While Brownsville Area School District board members contemplate a withdrawal of its students from the Fayette County Area Vocational-Technical School (FCAVTS), directors in the Laurel Highlands School District voted Thursday to keep ninth-graders at their own high school, starting with the 2005-06 school year. Sophomores, juniors and seniors will still be afforded the opportunity to attend the vo-tech, but freshmen will get more time to get acclimated and prepared academically by staying at the high school, according to Superintendent Dr. Ronald Sheba.

“We’ve tried to separate them within the building and we’re going to try to do more in terms of physical moves,” he said. “The emphasis is academic preparedness.”

Sheba said the district supports the vo-tech school, and having ninth-graders at the high school will lead to better students at the vo-tech if they decide to enroll in a shop there.

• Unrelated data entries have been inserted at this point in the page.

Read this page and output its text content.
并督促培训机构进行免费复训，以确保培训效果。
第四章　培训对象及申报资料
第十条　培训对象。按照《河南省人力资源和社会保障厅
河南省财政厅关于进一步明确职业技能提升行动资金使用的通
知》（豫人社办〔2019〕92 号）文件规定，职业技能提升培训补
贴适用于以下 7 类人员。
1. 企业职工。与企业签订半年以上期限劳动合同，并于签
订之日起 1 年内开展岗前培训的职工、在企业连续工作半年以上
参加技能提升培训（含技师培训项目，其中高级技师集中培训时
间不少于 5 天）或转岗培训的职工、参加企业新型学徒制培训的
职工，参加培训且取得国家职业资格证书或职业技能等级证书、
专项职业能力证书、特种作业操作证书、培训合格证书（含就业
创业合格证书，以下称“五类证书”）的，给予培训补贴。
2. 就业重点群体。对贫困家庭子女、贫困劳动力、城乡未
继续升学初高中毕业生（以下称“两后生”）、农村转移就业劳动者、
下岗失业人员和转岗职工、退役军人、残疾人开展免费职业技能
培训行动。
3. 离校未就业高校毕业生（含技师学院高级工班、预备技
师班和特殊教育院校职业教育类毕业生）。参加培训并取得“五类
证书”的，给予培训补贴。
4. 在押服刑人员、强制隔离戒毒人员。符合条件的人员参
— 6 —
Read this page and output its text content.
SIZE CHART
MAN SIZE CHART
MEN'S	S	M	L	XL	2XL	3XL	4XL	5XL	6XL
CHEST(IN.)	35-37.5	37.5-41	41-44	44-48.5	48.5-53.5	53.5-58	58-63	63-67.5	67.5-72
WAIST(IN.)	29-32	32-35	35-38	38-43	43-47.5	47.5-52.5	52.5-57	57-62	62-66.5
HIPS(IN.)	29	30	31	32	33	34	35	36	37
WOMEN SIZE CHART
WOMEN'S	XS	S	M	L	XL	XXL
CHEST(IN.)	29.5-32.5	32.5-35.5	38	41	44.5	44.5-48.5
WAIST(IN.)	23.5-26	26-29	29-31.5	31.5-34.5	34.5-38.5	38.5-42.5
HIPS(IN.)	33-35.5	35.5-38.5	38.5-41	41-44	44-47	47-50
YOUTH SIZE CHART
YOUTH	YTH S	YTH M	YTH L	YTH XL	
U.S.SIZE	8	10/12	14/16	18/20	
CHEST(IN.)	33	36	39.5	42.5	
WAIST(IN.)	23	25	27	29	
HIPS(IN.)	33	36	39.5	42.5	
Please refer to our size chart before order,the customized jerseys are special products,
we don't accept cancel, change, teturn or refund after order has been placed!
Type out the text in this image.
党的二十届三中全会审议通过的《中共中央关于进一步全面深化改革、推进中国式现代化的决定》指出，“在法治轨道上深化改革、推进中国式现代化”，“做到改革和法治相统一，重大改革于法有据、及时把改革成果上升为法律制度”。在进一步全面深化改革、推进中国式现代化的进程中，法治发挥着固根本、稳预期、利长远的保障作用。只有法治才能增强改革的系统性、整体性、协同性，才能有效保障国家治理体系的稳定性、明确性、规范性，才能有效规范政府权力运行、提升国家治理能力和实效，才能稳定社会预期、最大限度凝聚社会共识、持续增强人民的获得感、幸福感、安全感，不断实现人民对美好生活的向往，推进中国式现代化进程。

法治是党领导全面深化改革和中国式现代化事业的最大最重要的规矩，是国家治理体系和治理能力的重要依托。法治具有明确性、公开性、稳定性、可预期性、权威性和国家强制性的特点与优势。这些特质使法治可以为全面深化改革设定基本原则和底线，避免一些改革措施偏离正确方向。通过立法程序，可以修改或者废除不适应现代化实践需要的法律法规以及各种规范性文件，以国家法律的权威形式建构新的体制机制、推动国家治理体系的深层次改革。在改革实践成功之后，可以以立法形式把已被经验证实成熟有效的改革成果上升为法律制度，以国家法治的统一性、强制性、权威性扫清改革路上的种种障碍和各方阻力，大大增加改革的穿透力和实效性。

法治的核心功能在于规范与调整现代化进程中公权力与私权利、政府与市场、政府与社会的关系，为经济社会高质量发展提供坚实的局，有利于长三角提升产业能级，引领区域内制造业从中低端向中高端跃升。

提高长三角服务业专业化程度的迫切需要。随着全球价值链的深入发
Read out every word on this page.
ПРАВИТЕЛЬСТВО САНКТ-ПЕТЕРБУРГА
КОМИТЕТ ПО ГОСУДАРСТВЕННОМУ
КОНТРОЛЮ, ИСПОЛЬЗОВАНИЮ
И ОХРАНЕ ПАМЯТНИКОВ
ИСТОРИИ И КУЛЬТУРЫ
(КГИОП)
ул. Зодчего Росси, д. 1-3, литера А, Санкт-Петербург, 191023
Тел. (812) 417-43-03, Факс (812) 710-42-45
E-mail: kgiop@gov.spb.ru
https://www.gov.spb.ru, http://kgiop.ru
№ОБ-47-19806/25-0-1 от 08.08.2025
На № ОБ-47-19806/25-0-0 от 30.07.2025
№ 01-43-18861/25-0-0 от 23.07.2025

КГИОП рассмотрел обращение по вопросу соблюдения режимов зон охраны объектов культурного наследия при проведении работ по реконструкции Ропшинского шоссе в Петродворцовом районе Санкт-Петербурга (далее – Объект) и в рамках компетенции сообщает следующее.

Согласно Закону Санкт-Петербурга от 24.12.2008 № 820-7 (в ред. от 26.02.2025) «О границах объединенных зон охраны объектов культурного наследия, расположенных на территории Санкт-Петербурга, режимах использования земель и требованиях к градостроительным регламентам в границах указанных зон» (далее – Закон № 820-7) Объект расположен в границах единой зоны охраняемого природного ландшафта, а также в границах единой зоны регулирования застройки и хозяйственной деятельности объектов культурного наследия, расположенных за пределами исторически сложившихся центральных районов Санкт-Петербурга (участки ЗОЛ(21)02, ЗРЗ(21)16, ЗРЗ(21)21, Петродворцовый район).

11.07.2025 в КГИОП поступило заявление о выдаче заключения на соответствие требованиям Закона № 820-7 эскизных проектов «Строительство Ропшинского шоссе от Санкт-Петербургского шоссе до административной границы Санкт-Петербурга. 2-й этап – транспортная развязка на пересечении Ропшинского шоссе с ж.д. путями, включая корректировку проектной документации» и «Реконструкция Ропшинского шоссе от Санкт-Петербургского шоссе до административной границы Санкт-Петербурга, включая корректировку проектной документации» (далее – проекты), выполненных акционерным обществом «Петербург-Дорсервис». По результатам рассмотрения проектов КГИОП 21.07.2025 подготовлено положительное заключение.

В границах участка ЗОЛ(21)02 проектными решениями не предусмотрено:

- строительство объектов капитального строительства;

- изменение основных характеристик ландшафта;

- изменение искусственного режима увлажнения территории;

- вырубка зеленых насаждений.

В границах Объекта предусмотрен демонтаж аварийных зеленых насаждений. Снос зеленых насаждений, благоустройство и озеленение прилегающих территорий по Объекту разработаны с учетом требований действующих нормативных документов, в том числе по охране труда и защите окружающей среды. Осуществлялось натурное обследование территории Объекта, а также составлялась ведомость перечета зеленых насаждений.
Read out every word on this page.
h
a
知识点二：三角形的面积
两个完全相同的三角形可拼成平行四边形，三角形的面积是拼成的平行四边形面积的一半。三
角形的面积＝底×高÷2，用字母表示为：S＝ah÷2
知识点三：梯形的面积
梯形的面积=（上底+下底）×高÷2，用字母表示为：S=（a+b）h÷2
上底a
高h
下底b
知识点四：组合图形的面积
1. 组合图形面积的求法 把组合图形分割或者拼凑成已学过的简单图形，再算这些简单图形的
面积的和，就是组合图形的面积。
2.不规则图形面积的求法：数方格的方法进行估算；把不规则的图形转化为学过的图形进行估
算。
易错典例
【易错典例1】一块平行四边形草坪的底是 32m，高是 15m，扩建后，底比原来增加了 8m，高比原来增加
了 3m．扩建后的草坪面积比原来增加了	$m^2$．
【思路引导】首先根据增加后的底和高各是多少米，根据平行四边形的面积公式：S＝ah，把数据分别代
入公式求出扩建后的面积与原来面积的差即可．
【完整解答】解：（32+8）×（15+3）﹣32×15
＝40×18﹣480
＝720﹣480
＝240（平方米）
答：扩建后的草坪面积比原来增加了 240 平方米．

“They will have a better chance for success because they will have a better foundation,” he said, stressing that the board’s action was not an indictment of the programs at the vo-tech.

Nationally, schools are looking at freshman classes and working to give them a better start to their academic career, Sheba said, and that effort will continue at Laurel Highlands this fall.

Directors voted unanimously in favor of the new alignment, while Tom Vernon and James F. Burns were absent Thursday.

“Make no mistake, we are not pulling out of the vo-tech. We just feel it is important to keep our ninth-grade students at the high school for a year before giving them the change to go to the vo-tech school in 10th, 11th and 12th grade,” said Board President Edward S. George.

Brownsville Area School Board members are slated to meet Tuesday and vote on a plan to withdraw its students from FCAVTS and send them to the Mon Valley Career & Technology Center in Speers.

Board members there have expressed concern about Brownsville students being turned away from programs at the vo-tech, that vo-tech students have lower scores on state standardized tests and that the Mon Valley center is much closer than the FCAVTS, which is located in Georges Township.

In another matter, the board approved the district’s single audit report and annual financial report for the fiscal year ended June 30, 2004, which showed that the district ended the year with a fund balance of more than $500,000.

Michael E. Revak and Gregory S. Hensh of McClure & Wolf Certified Public Accountants reviewed the financial report with board members.

Revak said the district spent $211,000 more than was budgeted, and the district ended the fiscal year with a fund balance of $561,455.

“When you are working with a $32 million budget and you try to project ahead, given the size of the district and the complexity of operating it, coming within $211,000 is pretty reasonable,” he said. “I think the board and the administration did a pretty good job.”

Hensh noted that the cafeteria fund lost $98,777 in the 2004 fiscal year, mainly because of contractually obligated increases in salaries and benefits. Food costs also increased by $60,000 during the year, which is another reason for the loss, he said.

The cafeteria now has a negative fund balance of $290,140, Hensh said, and the board may need to look at covering the loss with a transfer of money from the district’s general fund.

He said the cafeteria has always carried an annual deficit, with the best possible outcome occurring when the fund breaks even, but encouraged the board to consider subsidizing the cafeteria fund to cover the losses.

“If you have people working there and students eating there, those costs are going to be there,” Hensh said. “The general fund almost has to subsidize this thing or you’ll have to find another avenue.”